How to Say This in the Field
Every "Do say" below is usable verbatim. The goal is credibility. A buyer who hears you use these terms correctly will treat the rest of the conversation differently.
| Situation | Don't say | Do say | Why it matters |
|---|---|---|---|
| Buyer mentions their fraud detection system | "That's a generative AI system" | "That sounds like a predictive model — classification or scoring, right?" | Fraud detection is never generative; calling it that signals you're pattern-matching on "AI" |
| Buyer asks what AI Okta uses | "Okta uses AI like ChatGPT" | "Okta uses trained classification models for risk scoring — ThreatInsight is a good example — and is integrating generative capabilities for things like access review summaries" | ChatGPT is one product from one vendor; conflating it with all AI is the fastest way to lose a technical buyer |
| Buyer says "we're an AI-first company" | "Great, so you're using ChatGPT?" | "What kinds of AI are you running — predictive models, generative, or both?" | Most enterprises run both; the question opens the conversation instead of closing it |
| Buyer asks if generative AI can replace their anomaly detection | "Yes, AI can do everything now" | "For real-time, high-volume scoring, predictive models still have the edge on latency. Generative AI handles that kind of task well at lower volumes or when you need the reasoning explained" | The asymmetry is real but bounded; overstating it loses credibility |
| Buyer asks how Okta's "AI" makes decisions | "The AI learns from your users" | "The risk scoring uses a classification model trained on behavioral signals across Okta's network — it's returning a probability, not generating a response" | Precision here builds trust; vagueness sounds like marketing |
| Buyer conflates all AI with LLMs | "Right, it's all basically the same" | "LLMs are one type — generative. But a lot of the AI already running in your stack is predictive: fraud scores, anomaly detection, spam filters" | Correcting this gently positions you as the person who actually knows the difference |
| Buyer asks if their SIEM's AI is "like ChatGPT" | "Kind of, yeah" | "Different paradigm — your SIEM is running classification models to flag anomalies. ChatGPT generates responses.
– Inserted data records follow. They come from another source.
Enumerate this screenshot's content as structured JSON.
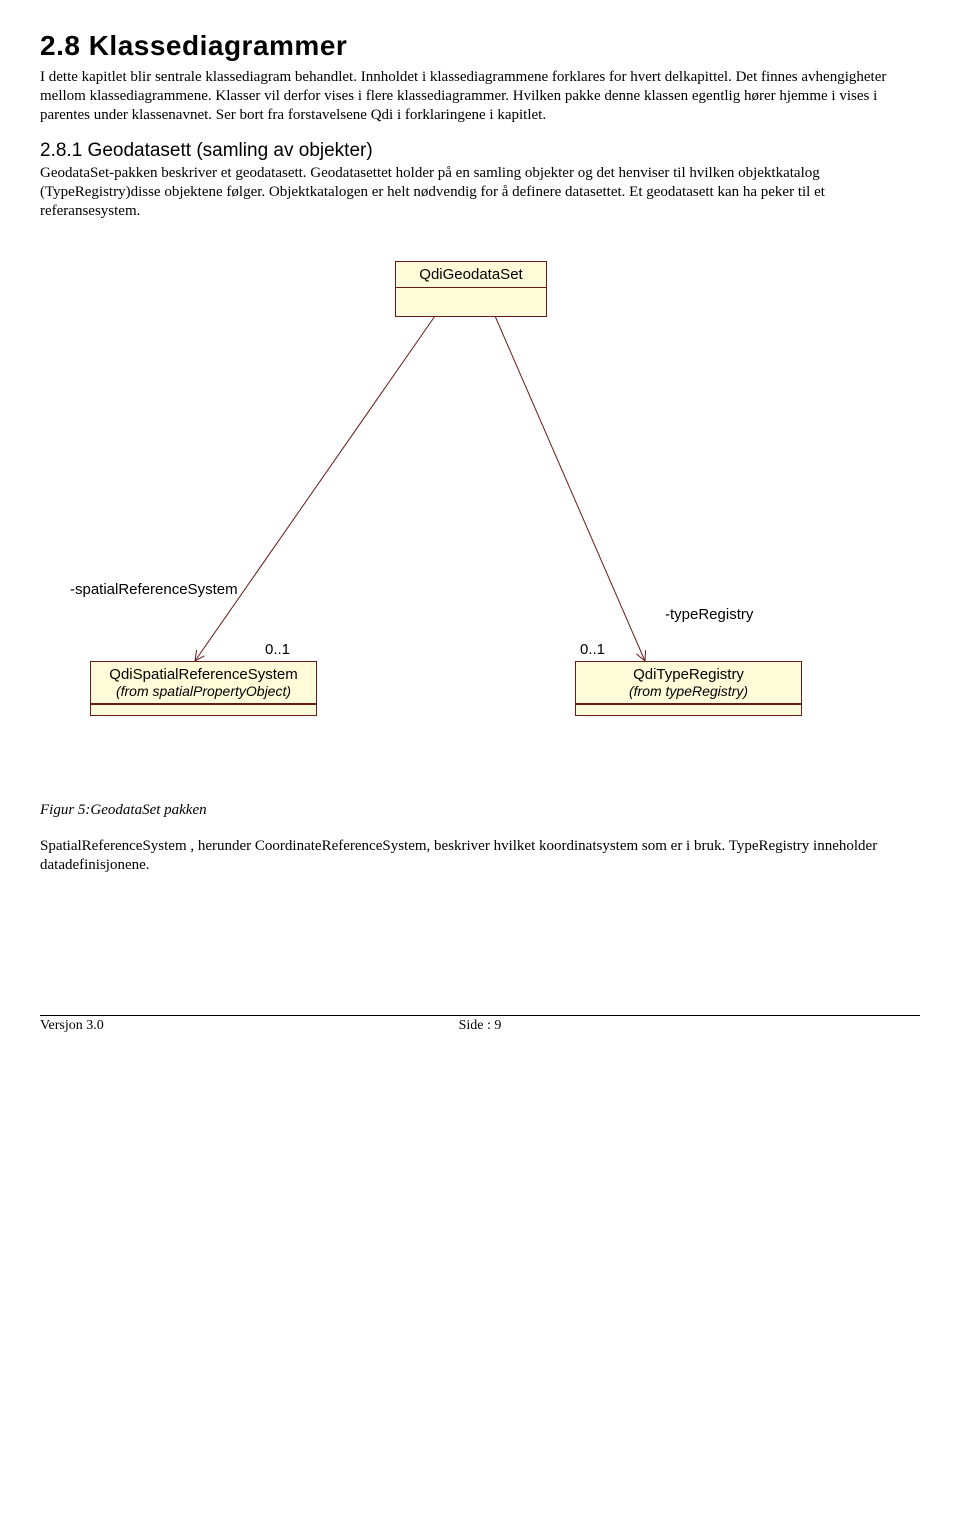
{
  "heading1": "2.8 Klassediagrammer",
  "para1": "I dette kapitlet blir sentrale klassediagram behandlet. Innholdet i klassediagrammene forklares for hvert delkapittel. Det finnes avhengigheter mellom klassediagrammene. Klasser vil derfor vises i flere klassediagrammer. Hvilken pakke denne klassen egentlig hører hjemme i vises i parentes under klassenavnet. Ser bort fra forstavelsene Qdi  i forklaringene i kapitlet.",
  "heading2": "2.8.1   Geodatasett (samling av objekter)",
  "para2": "GeodataSet-pakken beskriver et geodatasett. Geodatasettet holder på en samling objekter og det henviser til hvilken objektkatalog (TypeRegistry)disse objektene følger. Objektkatalogen er helt nødvendig for å definere datasettet. Et geodatasett kan ha peker til et referansesystem.",
  "diagram": {
    "top": {
      "name": "QdiGeodataSet"
    },
    "left": {
      "name": "QdiSpatialReferenceSystem",
      "from": "(from spatialPropertyObject)",
      "role": "-spatialReferenceSystem",
      "mult": "0..1"
    },
    "right": {
      "name": "QdiTypeRegistry",
      "from": "(from typeRegistry)",
      "role": "-typeRegistry",
      "mult": "0..1"
    }
  },
  "figCaption": "Figur 5:GeodataSet pakken",
  "para3": "SpatialReferenceSystem , herunder CoordinateReferenceSystem, beskriver hvilket koordinatsystem som er i bruk. TypeRegistry inneholder datadefinisjonene.",
  "footer": {
    "version": "Versjon 3.0",
    "page": "Side : 9"
  }
}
They're both AI, but they work differently" | "Kind of" trains the buyer to stop asking you technical questions |
| Buyer asks why they'd need both types | "For different use cases" | "Predictive AI is faster and more precise for bounded decisions at scale. Generative AI handles open-ended tasks and can explain its reasoning. Most platforms run both because they're solving different problems" | "Different use cases" is a non-answer; this version gives the buyer something to repeat |
| Buyer says "AI is just hype" | "I understand the skepticism" | "The predictive AI in your stack has been running for years — fraud scoring, spam filters, risk signals. The hype is mostly around generative AI, which is newer and less proven at scale" | Separating the two defuses the dismissal and anchors the conversation in something the buyer already trusts |
| Buyer asks if generative AI can do what their classification model does | "Probably, AI is getting really capable" | "For most classification tasks, yes — a well-prompted generative model handles them serviceably. Where predictive models still win is high-frequency, low-latency decisions at scale" | This is the asymmetry stated correctly; it's honest and it's accurate |
Okta Concept Mapping: The policy engine is a useful boundary marker. Okta's policy engine — the logic that evaluates conditions and enforces access decisions — is deterministic, not AI at all. It's rule-based. The predictive AI (ThreatInsight risk scoring) feeds signals into the policy engine; the generative AI (access review summaries, AI-assisted policy authoring) operates around it. When a buyer asks "where does AI fit in your architecture?", this layering is the honest answer: AI generates signals and explanations; policy enforces decisions. The buyer who understands this layering is harder to oversell and easier to close, because they know what they're actually buying.